El cuarto de pensar o “el zulo”, como lo llamaban los chicos del Centro, era un lugar ya conocido para Estela, especialmente en los últimos meses en los que su vida se había vuelto del revés. Cuando conseguías salir de allí, un olor a humedad dulce se quedaba impregnado en la nariz durante días.

La humedad también era visible en el color gris e irregular de las paredes parcheadas, por encontrarse el centro en la zona del Pinar, en un tranquilo espacio en el que se reconducía a adolescentes complicados.

Con un novedoso programa de terapias, los psicólogos, pedagogos y políticos estaban orgullosos del proyecto, especialmente porque se desarrollaba en zona rural, a la que no llegaba el bullicio de la ciudad. Allí, la tranquilidad contribuía a relajar a los chicos. Lo cierto era que desde la ciudad tampoco se escuchaban las voces y gritos de los educadores y adolescentes.

Estela notó que, tras la acalorada pelea y las lágrimas de rabia, el cuerpo se le había enfriado. Recordaba que justo antes de agarrar de los pelos y ponerle la pierna en la cabeza a la “zorra” de Andrea, una ola de calor la había recorrido; le achicharró el cerebro y el pensamiento, al tiempo que la privaba de la oportunidad de algún privilegio. “¡Adiós móvil y salir el fin de semana!”.

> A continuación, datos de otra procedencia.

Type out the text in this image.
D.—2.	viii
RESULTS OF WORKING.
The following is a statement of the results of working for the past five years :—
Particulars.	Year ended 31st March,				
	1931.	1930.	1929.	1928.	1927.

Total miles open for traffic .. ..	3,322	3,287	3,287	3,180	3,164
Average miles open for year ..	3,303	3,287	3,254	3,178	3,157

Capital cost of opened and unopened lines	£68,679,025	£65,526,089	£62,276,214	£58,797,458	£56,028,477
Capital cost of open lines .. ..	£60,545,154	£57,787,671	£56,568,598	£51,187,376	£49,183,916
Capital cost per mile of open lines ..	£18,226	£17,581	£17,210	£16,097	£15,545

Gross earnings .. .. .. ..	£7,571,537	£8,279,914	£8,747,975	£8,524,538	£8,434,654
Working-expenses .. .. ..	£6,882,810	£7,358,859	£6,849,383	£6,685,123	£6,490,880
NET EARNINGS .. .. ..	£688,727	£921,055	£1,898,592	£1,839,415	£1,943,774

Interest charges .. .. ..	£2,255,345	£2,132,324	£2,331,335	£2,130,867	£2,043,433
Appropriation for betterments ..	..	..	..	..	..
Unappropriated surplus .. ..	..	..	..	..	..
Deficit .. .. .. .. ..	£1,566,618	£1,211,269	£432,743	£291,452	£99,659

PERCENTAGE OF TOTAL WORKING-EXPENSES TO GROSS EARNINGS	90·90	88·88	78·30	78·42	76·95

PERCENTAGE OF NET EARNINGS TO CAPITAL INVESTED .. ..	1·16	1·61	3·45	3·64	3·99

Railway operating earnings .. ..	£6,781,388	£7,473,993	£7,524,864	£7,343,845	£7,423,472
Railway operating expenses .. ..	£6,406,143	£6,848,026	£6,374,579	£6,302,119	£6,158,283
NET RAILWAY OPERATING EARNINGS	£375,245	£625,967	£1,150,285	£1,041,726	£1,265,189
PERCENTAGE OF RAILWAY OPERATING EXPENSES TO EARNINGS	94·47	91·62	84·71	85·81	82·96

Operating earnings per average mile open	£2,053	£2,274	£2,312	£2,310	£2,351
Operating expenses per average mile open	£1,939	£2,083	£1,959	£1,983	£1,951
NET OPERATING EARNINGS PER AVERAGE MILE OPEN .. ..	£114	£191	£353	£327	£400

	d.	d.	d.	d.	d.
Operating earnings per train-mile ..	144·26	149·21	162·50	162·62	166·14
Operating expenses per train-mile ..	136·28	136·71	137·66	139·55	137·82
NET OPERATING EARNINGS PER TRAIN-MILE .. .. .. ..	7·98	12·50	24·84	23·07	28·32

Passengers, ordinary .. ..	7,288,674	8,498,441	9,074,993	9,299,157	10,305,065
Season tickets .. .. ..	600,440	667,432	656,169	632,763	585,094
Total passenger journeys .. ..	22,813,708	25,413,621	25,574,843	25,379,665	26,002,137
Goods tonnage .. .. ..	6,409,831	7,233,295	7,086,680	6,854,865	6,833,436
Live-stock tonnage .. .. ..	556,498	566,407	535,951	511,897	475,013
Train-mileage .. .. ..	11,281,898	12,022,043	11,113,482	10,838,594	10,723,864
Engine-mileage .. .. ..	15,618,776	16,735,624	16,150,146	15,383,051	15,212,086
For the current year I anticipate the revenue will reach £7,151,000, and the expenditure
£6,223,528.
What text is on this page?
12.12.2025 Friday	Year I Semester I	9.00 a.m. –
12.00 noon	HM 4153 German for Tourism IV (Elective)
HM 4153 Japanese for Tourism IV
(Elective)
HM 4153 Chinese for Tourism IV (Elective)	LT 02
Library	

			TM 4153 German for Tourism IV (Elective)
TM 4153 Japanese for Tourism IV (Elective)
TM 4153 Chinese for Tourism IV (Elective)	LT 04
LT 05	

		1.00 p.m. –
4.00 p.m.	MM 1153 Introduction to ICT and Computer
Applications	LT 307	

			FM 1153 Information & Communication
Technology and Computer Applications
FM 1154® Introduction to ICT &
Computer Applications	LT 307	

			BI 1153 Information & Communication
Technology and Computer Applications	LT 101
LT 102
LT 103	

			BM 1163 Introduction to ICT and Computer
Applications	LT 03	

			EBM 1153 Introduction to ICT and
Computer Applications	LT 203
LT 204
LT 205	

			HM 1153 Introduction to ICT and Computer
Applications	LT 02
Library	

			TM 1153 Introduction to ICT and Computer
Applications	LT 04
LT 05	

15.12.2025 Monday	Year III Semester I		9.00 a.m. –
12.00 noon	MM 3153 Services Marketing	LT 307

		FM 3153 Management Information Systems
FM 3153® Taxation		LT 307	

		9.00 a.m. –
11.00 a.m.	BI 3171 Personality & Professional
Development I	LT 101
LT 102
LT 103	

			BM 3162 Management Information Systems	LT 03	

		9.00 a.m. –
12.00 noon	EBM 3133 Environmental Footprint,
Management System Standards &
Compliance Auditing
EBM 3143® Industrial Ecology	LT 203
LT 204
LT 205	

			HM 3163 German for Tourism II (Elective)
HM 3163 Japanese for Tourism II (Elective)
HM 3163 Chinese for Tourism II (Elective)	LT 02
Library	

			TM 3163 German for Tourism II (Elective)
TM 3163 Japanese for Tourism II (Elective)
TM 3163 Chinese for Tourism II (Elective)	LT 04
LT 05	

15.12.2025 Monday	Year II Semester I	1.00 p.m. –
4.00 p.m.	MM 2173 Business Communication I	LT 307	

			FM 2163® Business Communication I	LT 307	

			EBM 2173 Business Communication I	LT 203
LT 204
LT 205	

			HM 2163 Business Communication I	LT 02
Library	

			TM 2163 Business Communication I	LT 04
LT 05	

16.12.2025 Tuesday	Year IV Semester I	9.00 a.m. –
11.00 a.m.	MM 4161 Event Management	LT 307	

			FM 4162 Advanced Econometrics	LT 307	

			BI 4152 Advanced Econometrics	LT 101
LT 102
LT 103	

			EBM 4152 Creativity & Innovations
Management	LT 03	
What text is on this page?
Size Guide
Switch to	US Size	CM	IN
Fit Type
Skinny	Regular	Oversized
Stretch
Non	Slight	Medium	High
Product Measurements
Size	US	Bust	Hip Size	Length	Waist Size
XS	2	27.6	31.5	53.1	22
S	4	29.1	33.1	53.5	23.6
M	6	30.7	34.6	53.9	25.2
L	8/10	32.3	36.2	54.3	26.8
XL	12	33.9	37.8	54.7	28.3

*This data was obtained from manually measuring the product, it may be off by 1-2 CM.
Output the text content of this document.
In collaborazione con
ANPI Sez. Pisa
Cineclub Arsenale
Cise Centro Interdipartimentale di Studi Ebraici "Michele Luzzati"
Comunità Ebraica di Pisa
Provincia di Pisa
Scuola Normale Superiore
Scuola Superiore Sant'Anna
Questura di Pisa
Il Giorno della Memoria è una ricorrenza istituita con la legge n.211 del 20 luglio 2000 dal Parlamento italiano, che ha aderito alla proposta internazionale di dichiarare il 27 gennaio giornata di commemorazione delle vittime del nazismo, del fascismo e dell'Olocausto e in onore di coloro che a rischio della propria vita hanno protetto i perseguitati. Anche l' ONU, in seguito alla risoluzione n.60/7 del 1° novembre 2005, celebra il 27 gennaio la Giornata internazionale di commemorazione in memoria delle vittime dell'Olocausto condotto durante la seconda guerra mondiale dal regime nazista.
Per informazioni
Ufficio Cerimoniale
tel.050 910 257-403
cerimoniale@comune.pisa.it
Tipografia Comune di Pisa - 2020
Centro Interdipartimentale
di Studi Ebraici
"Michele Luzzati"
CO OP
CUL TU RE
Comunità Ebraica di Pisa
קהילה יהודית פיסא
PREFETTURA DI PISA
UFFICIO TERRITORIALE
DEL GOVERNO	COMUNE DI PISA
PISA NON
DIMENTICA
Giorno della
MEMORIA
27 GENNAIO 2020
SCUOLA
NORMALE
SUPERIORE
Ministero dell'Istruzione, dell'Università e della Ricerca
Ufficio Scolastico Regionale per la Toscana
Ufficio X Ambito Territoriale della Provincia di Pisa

Pero en aquel momento, solo quería que Andrea se callara, que dejara de decir burradas por su “boca sucia”’. ¿Cómo se atrevía a nombrar a su madre? ¿Por qué dijo que ni su padre quería saber de ella, si la propia Andrea no sabía quién era el suyo?

Por eso, no pudo controlarse y empezó a apretarse los pies con las manos y a balancear el cuerpo, buscando calentarse y también calmarse. No era la primera vez que se movía compulsivamente intentando aclarar su mente.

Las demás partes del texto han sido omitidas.